Using two independent cohorts and a clinical trial population, we validated an updated KidneyIntelX test (named kidneyintelX.dkd), which significantly enhanced risk stratification in patients with DKD for PDKF, independently from known risk factors for progression.
开发并验证 KidneyIntelX(kidneyintelX.dkd)的更新版本,以对 1 至 3 期糖尿病肾病(DKD)患者进行风险分层,简化检测以便临床应用,并支持向美国食品和药物管理局监管途径申请。

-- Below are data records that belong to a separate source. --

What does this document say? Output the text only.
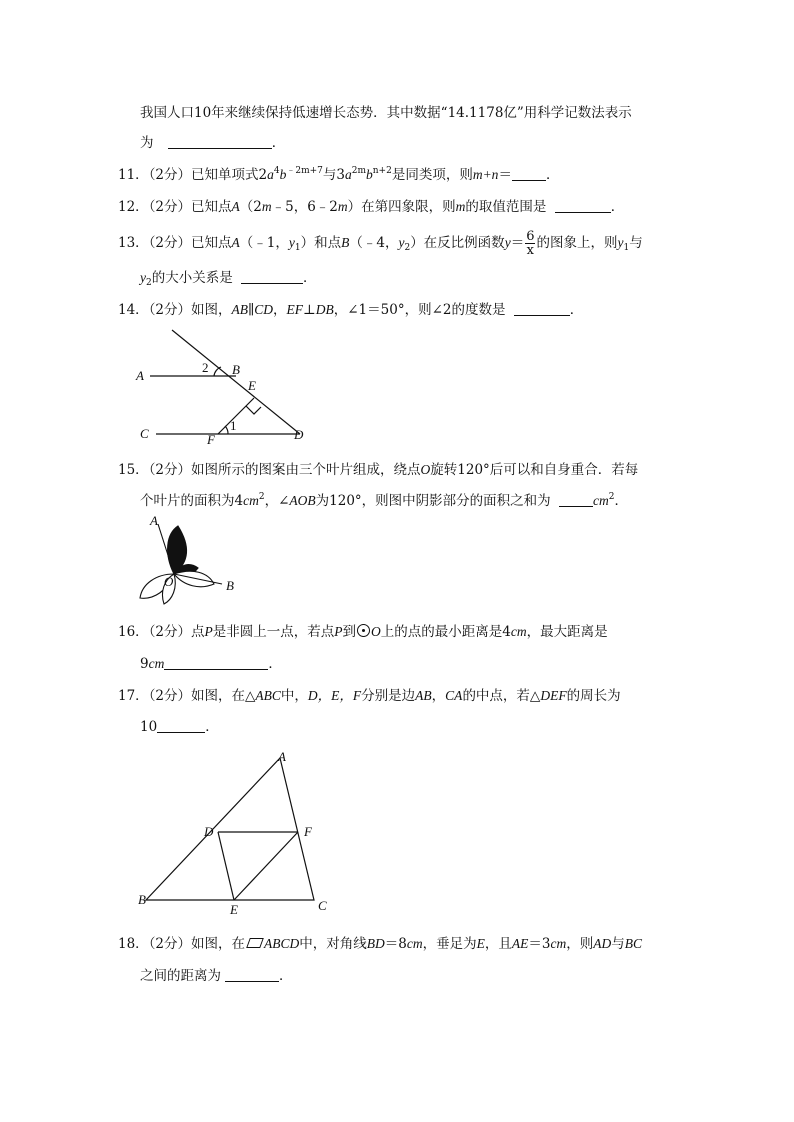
我国人口10年来继续保持低速增长态势．其中数据“14.1178亿”用科学记数法表示
为	．
11．（2分）已知单项式$2a^4b^{﹣2m+7}$与$3a^{2m}b^{n+2}$是同类项，则m+n＝	．
12．（2分）已知点A（2m﹣5，6﹣2m）在第四象限，则m的取值范围是	．
13．（2分）已知点A（﹣1，$y_1$）和点B（﹣4，$y_2$）在反比例函数$y= \frac{6}{x}$ 的图象上，则$y_1$与
$y_2$的大小关系是	．
14．（2分）如图，AB∥CD，EF⊥DB，∠1＝50°，则∠2的度数是	．
A	B
E
C	D
F
1
2
15．（2分）如图所示的图案由三个叶片组成，绕点O旋转120°后可以和自身重合．若每
个叶片的面积为$4cm^2$，∠AOB为120°，则图中阴影部分的面积之和为	$cm^2$．
A
O	B
16．（2分）点P是非圆上一点，若点P到 O上的点的最小距离是4cm，最大距离是
9cm	．
17．（2分）如图，在△ABC中，D，E，F分别是边AB，CA的中点，若△DEF的周长为
10	．
A
B	C
D
E
F
18．（2分）如图，在 ABCD中，对角线BD＝8cm，垂足为E，且AE＝3cm，则AD与BC
之间的距离为	．
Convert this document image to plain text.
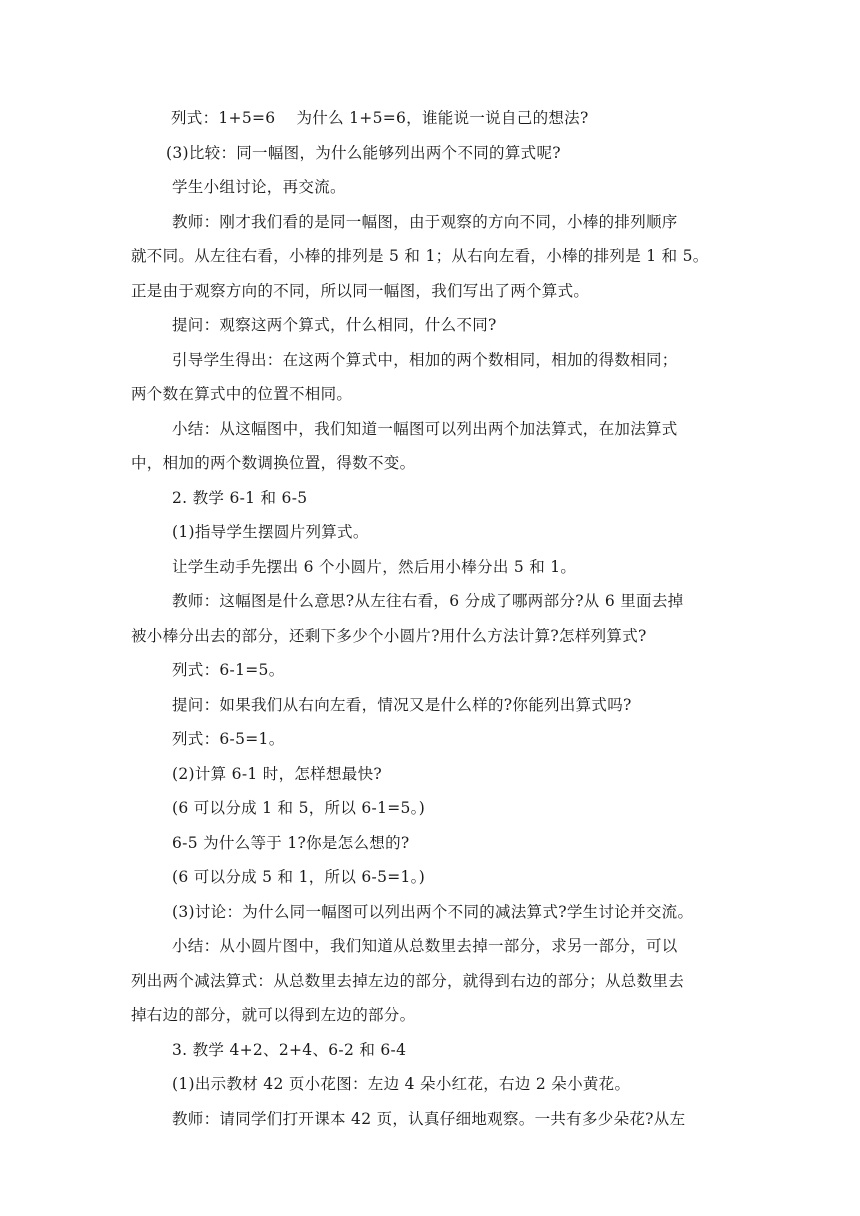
列式：1+5=6　 为什么 1+5=6，谁能说一说自己的想法?
(3)比较：同一幅图，为什么能够列出两个不同的算式呢?
学生小组讨论，再交流。
教师：刚才我们看的是同一幅图，由于观察的方向不同，小棒的排列顺序
就不同。从左往右看，小棒的排列是 5 和 1；从右向左看，小棒的排列是 1 和 5。
正是由于观察方向的不同，所以同一幅图，我们写出了两个算式。
提问：观察这两个算式，什么相同，什么不同?
引导学生得出：在这两个算式中，相加的两个数相同，相加的得数相同；
两个数在算式中的位置不相同。
小结：从这幅图中，我们知道一幅图可以列出两个加法算式，在加法算式
中，相加的两个数调换位置，得数不变。
2. 教学 6-1 和 6-5
(1)指导学生摆圆片列算式。
让学生动手先摆出 6 个小圆片，然后用小棒分出 5 和 1。
教师：这幅图是什么意思?从左往右看，6 分成了哪两部分?从 6 里面去掉
被小棒分出去的部分，还剩下多少个小圆片?用什么方法计算?怎样列算式?
列式：6-1=5。
提问：如果我们从右向左看，情况又是什么样的?你能列出算式吗?
列式：6-5=1。
(2)计算 6-1 时，怎样想最快?
(6 可以分成 1 和 5，所以 6-1=5。)
6-5 为什么等于 1?你是怎么想的?
(6 可以分成 5 和 1，所以 6-5=1。)
(3)讨论：为什么同一幅图可以列出两个不同的减法算式?学生讨论并交流。
小结：从小圆片图中，我们知道从总数里去掉一部分，求另一部分，可以
列出两个减法算式：从总数里去掉左边的部分，就得到右边的部分；从总数里去
掉右边的部分，就可以得到左边的部分。
3. 教学 4+2、2+4、6-2 和 6-4
(1)出示教材 42 页小花图：左边 4 朵小红花，右边 2 朵小黄花。
教师：请同学们打开课本 42 页，认真仔细地观察。一共有多少朵花?从左
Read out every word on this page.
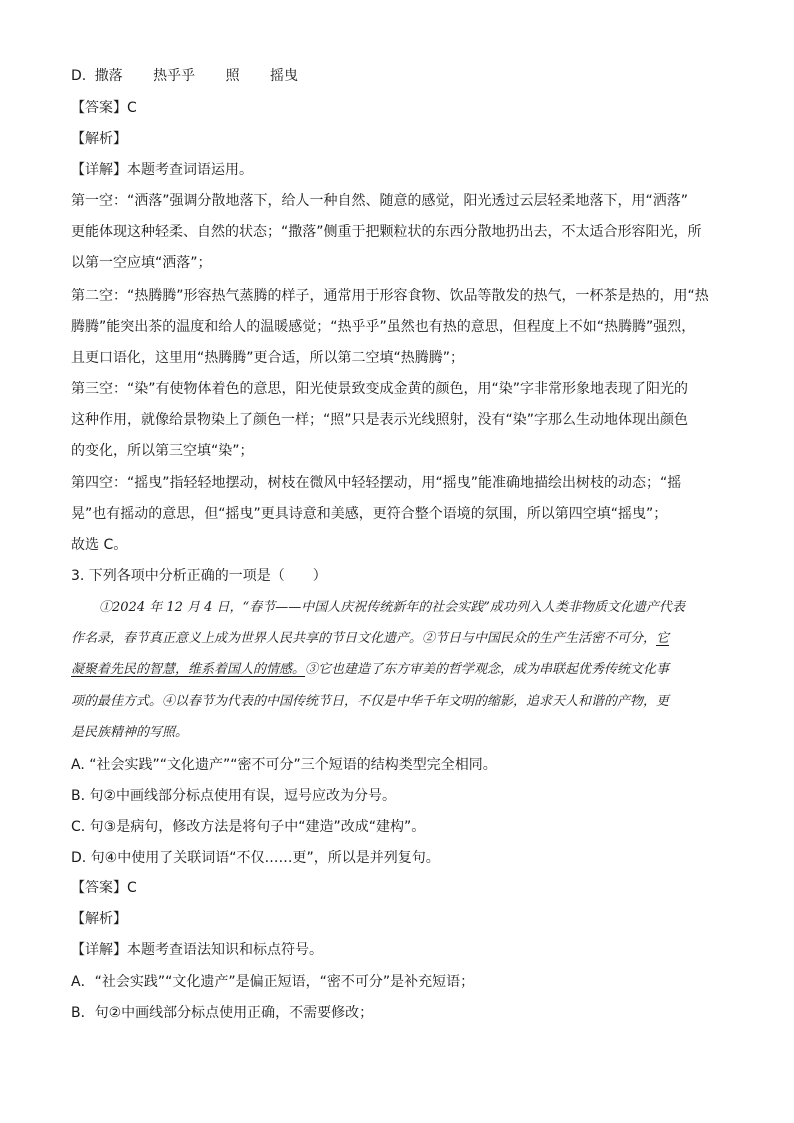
D. 撒落 热乎乎 照 摇曳
【答案】C
【解析】
【详解】本题考查词语运用。
第一空：“洒落”强调分散地落下，给人一种自然、随意的感觉，阳光透过云层轻柔地落下，用“洒落”
更能体现这种轻柔、自然的状态；“撒落”侧重于把颗粒状的东西分散地扔出去，不太适合形容阳光，所
以第一空应填“洒落”；
第二空：“热腾腾”形容热气蒸腾的样子，通常用于形容食物、饮品等散发的热气，一杯茶是热的，用“热
腾腾”能突出茶的温度和给人的温暖感觉；“热乎乎”虽然也有热的意思，但程度上不如“热腾腾”强烈，
且更口语化，这里用“热腾腾”更合适，所以第二空填“热腾腾”；
第三空：“染”有使物体着色的意思，阳光使景致变成金黄的颜色，用“染”字非常形象地表现了阳光的
这种作用，就像给景物染上了颜色一样；“照”只是表示光线照射，没有“染”字那么生动地体现出颜色
的变化，所以第三空填“染”；
第四空：“摇曳”指轻轻地摆动，树枝在微风中轻轻摆动，用“摇曳”能准确地描绘出树枝的动态；“摇
晃”也有摇动的意思，但“摇曳”更具诗意和美感，更符合整个语境的氛围，所以第四空填“摇曳”；
故选 C。
3. 下列各项中分析正确的一项是（　　）
①2024 年 12 月 4 日，“春节——中国人庆祝传统新年的社会实践”成功列入人类非物质文化遗产代表
作名录，春节真正意义上成为世界人民共享的节日文化遗产。②节日与中国民众的生产生活密不可分，它
凝聚着先民的智慧，维系着国人的情感。③它也建造了东方审美的哲学观念，成为串联起优秀传统文化事
项的最佳方式。④以春节为代表的中国传统节日，不仅是中华千年文明的缩影，追求天人和谐的产物，更
是民族精神的写照。
A. “社会实践”“文化遗产”“密不可分”三个短语的结构类型完全相同。
B. 句②中画线部分标点使用有误，逗号应改为分号。
C. 句③是病句，修改方法是将句子中“建造”改成“建构”。
D. 句④中使用了关联词语“不仅……更”，所以是并列复句。
【答案】C
【解析】
【详解】本题考查语法知识和标点符号。
A．“社会实践”“文化遗产”是偏正短语，“密不可分”是补充短语；
B．句②中画线部分标点使用正确，不需要修改；
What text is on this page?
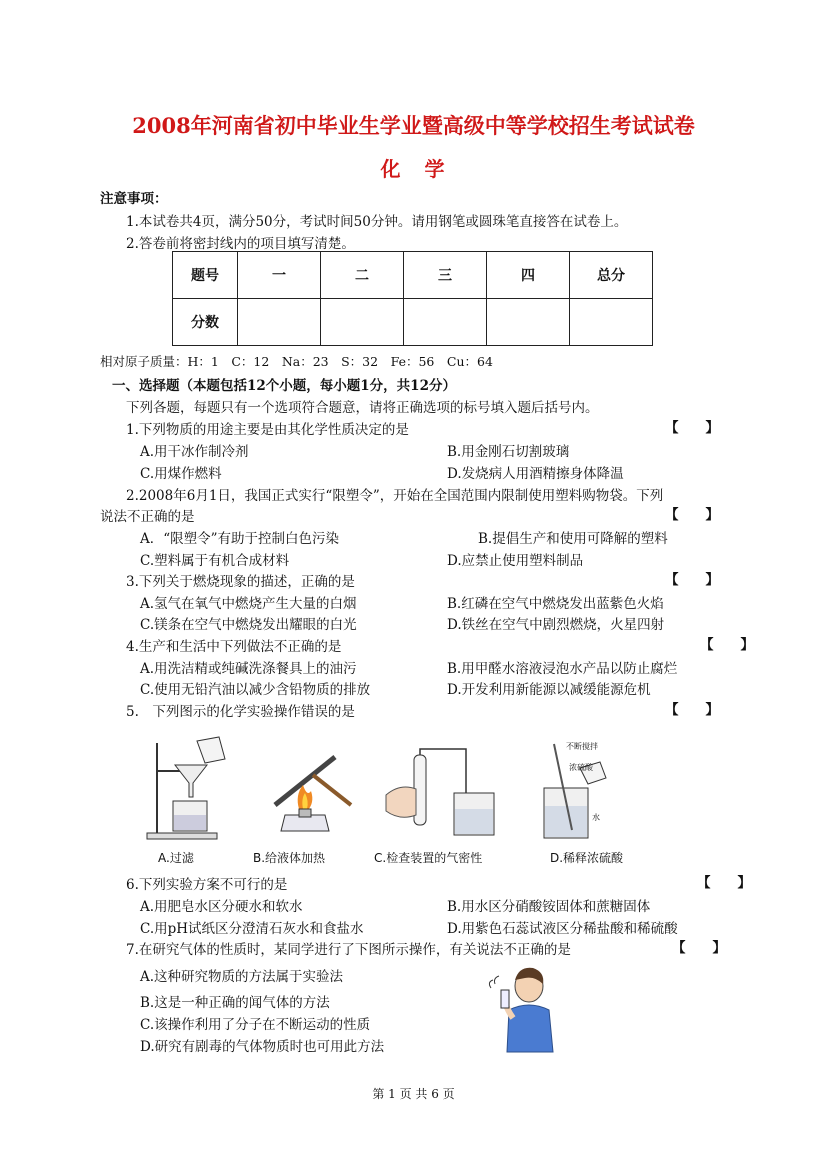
2008年河南省初中毕业生学业暨高级中等学校招生考试试卷
化　学
注意事项：
1.本试卷共4页，满分50分，考试时间50分钟。请用钢笔或圆珠笔直接答在试卷上。
2.答卷前将密封线内的项目填写清楚。
题号	一	二	三	四	总分
分数					
相对原子质量：H：1　C：12　Na：23　S：32　Fe：56　Cu：64
一、选择题（本题包括12个小题，每小题1分，共12分）
下列各题，每题只有一个选项符合题意，请将正确选项的标号填入题后括号内。
1.下列物质的用途主要是由其化学性质决定的是	【　　】
A.用干冰作制冷剂	B.用金刚石切割玻璃
C.用煤作燃料	D.发烧病人用酒精擦身体降温
2.2008年6月1日，我国正式实行“限塑令”，开始在全国范围内限制使用塑料购物袋。下列
说法不正确的是	【　　】
A．“限塑令”有助于控制白色污染	B.提倡生产和使用可降解的塑料
C.塑料属于有机合成材料	D.应禁止使用塑料制品
3.下列关于燃烧现象的描述，正确的是	【　　】
A.氢气在氧气中燃烧产生大量的白烟	B.红磷在空气中燃烧发出蓝紫色火焰
C.镁条在空气中燃烧发出耀眼的白光	D.铁丝在空气中剧烈燃烧，火星四射
4.生产和生活中下列做法不正确的是	【　　】
A.用洗洁精或纯碱洗涤餐具上的油污	B.用甲醛水溶液浸泡水产品以防止腐烂
C.使用无铅汽油以减少含铅物质的排放	D.开发利用新能源以减缓能源危机
5.　下列图示的化学实验操作错误的是	【　　】
A.过滤	B.给液体加热	C.检查装置的气密性
不断搅拌
浓硫酸
水
D.稀释浓硫酸
6.下列实验方案不可行的是	【　　】
A.用肥皂水区分硬水和软水	B.用水区分硝酸铵固体和蔗糖固体
C.用pH试纸区分澄清石灰水和食盐水	D.用紫色石蕊试液区分稀盐酸和稀硫酸
7.在研究气体的性质时，某同学进行了下图所示操作，有关说法不正确的是	【　　】
A.这种研究物质的方法属于实验法
B.这是一种正确的闻气体的方法
C.该操作利用了分子在不断运动的性质
D.研究有剧毒的气体物质时也可用此方法
第 1 页 共 6 页
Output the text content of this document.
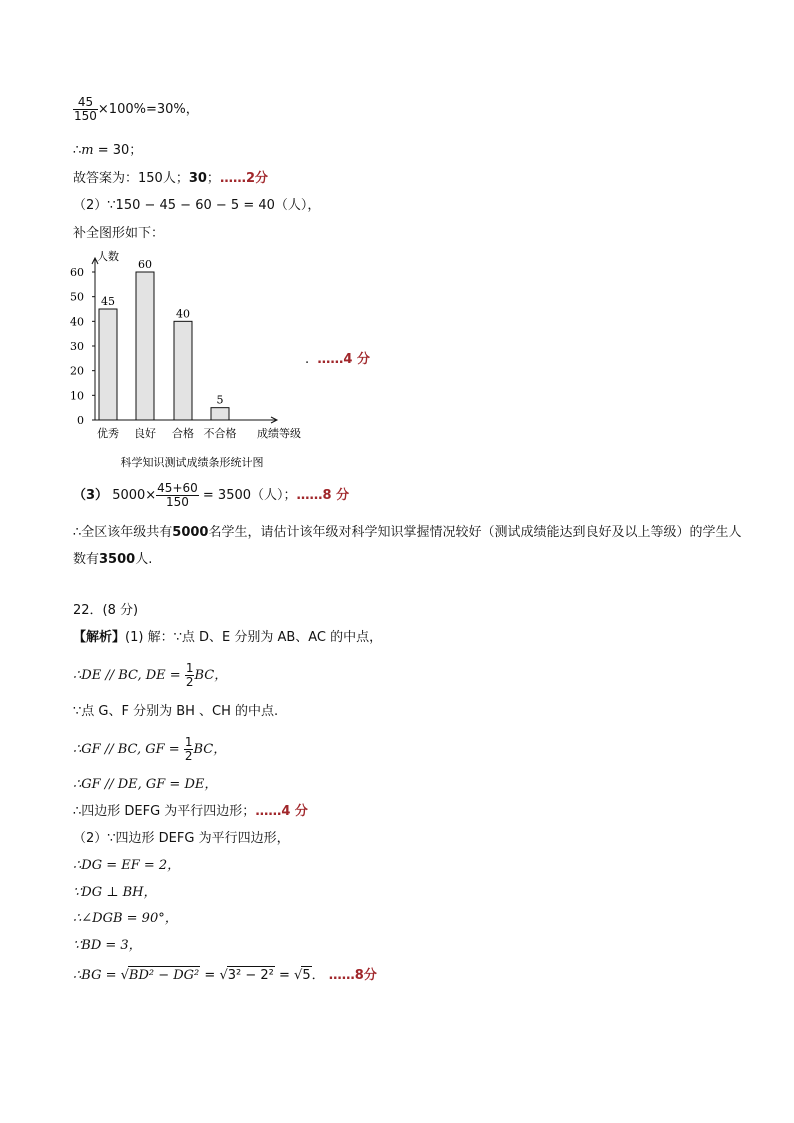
$\frac{45}{150} \times 100\%=30\%$，
∴m = 30；
故答案为：150人；30；……2分
（2）∵150 − 45 − 60 − 5 = 40（人），
补全图形如下：
人数
0
10
20
30
40
50
60
45
优秀
60
良好
40
合格
5
不合格 成绩等级
科学知识测试成绩条形统计图
. ……4 分
（3） $5000\times \frac{45+60}{150} = 3500$（人）；……8 分
∴全区该年级共有5000名学生，请估计该年级对科学知识掌握情况较好（测试成绩能达到良好及以上等级）的学生人数有3500人.
22．(8 分)
【解析】(1) 解：∵点 D、E 分别为 AB、AC 的中点，
∴DE // BC, DE = $\frac{1}{2}$ BC，
∵点 G、F 分别为 BH 、CH 的中点.
∴GF // BC, GF = $\frac{1}{2}$ BC，
∴GF // DE, GF = DE，
∴四边形 DEFG 为平行四边形；……4 分
（2）∵四边形 DEFG 为平行四边形，
∴DG = EF = 2，
∵DG ⊥ BH，
∴∠DGB = 90°，
∵BD = 3，
∴BG = √BD² − DG² = √3² − 2² = √5． ……8分
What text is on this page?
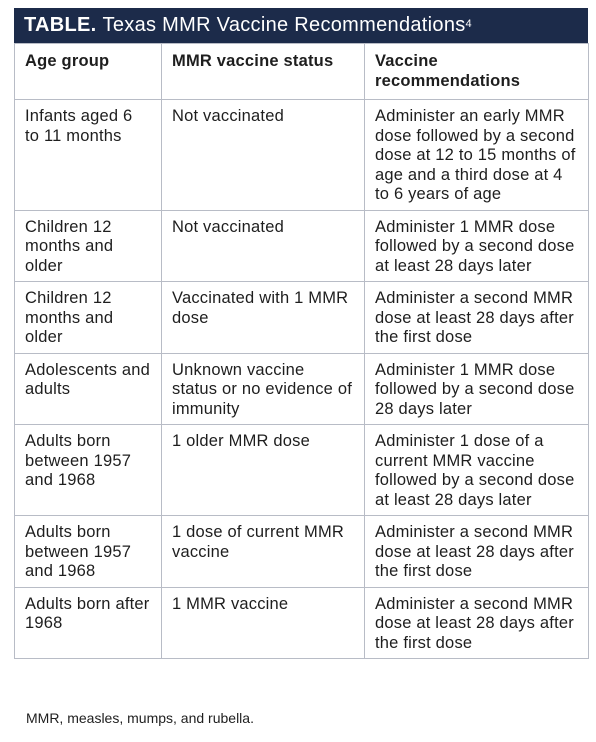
TABLE. Texas MMR Vaccine Recommendations$^4$
Age group	MMR vaccine status	Vaccine recommendations
Infants aged 6 to 11 months	Not vaccinated	Administer an early MMR dose followed by a second dose at 12 to 15 months of age and a third dose at 4 to 6 years of age
Children 12 months and older	Not vaccinated	Administer 1 MMR dose followed by a second dose at least 28 days later
Children 12 months and older	Vaccinated with 1 MMR dose	Administer a second MMR dose at least 28 days after the first dose
Adolescents and adults	Unknown vaccine status or no evidence of immunity	Administer 1 MMR dose followed by a second dose 28 days later
Adults born between 1957 and 1968	1 older MMR dose	Administer 1 dose of a current MMR vaccine followed by a second dose at least 28 days later
Adults born between 1957 and 1968	1 dose of current MMR vaccine	Administer a second MMR dose at least 28 days after the first dose
Adults born after 1968	1 MMR vaccine	Administer a second MMR dose at least 28 days after the first dose
MMR, measles, mumps, and rubella.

我们使用来自宾夕法尼亚大学医学生物库(PMBB)的血浆生物标志物和临床数据进行训练,并使用独立队列(BioMe 和 CANVAS)进行验证。主要结局是肾功能进行性下降(PDKF),定义为在 5 年内随访期间肾小球滤过率持续下降≥40%或终末期肾病。
在 573 名患有 DKD 的 PMBB 参与者中,有 15.4%的人在中位 3.7 年内经历了 PDPK。我们使用生物标志物和临床变量训练了一个随机森林模型。在 657 名 BioMe 参与者和 1197 名 CANVAS 参与者中,分别有 11.7%和 7.5%的人经历了 PDPK。根据训练截止值,BioMe 参与者中 57%、35%和 8%的人分别被归类为低、中、高危水平,而 CANVAS 参与者中 56%、38%和 6%的人分别被归类为低、中、高危水平。在这些风险水平上,BioMe 的累积发生率为 5.9%、21.2%和 66.9%,CANVAS 的累积发生率为 6.7%、13.1%和 59.6%。在临床危险因素调整后,BioMe 中的调整后的危险比分别为 7.7(95%置信区间 [CI] 3.0-19.6)和 3.7(95% CI 2.0-6.8),CANVAS 中的调整后的危险比分别为 5.4(95% CI 2.5-11.9)和 2.3(95% CI 1.4-3.9),高风险组与低风险组和中风险组与低风险组相比。
使用两个独立队列和一个临床试验人群,我们验证了一种更新的 KidneyIntelX 测试(命名为 kidneyintelX.dkd),该测试在预测 DKD 患者的 PDPK 方面显著提高了风险分层能力,独立于进展的已知危险因素。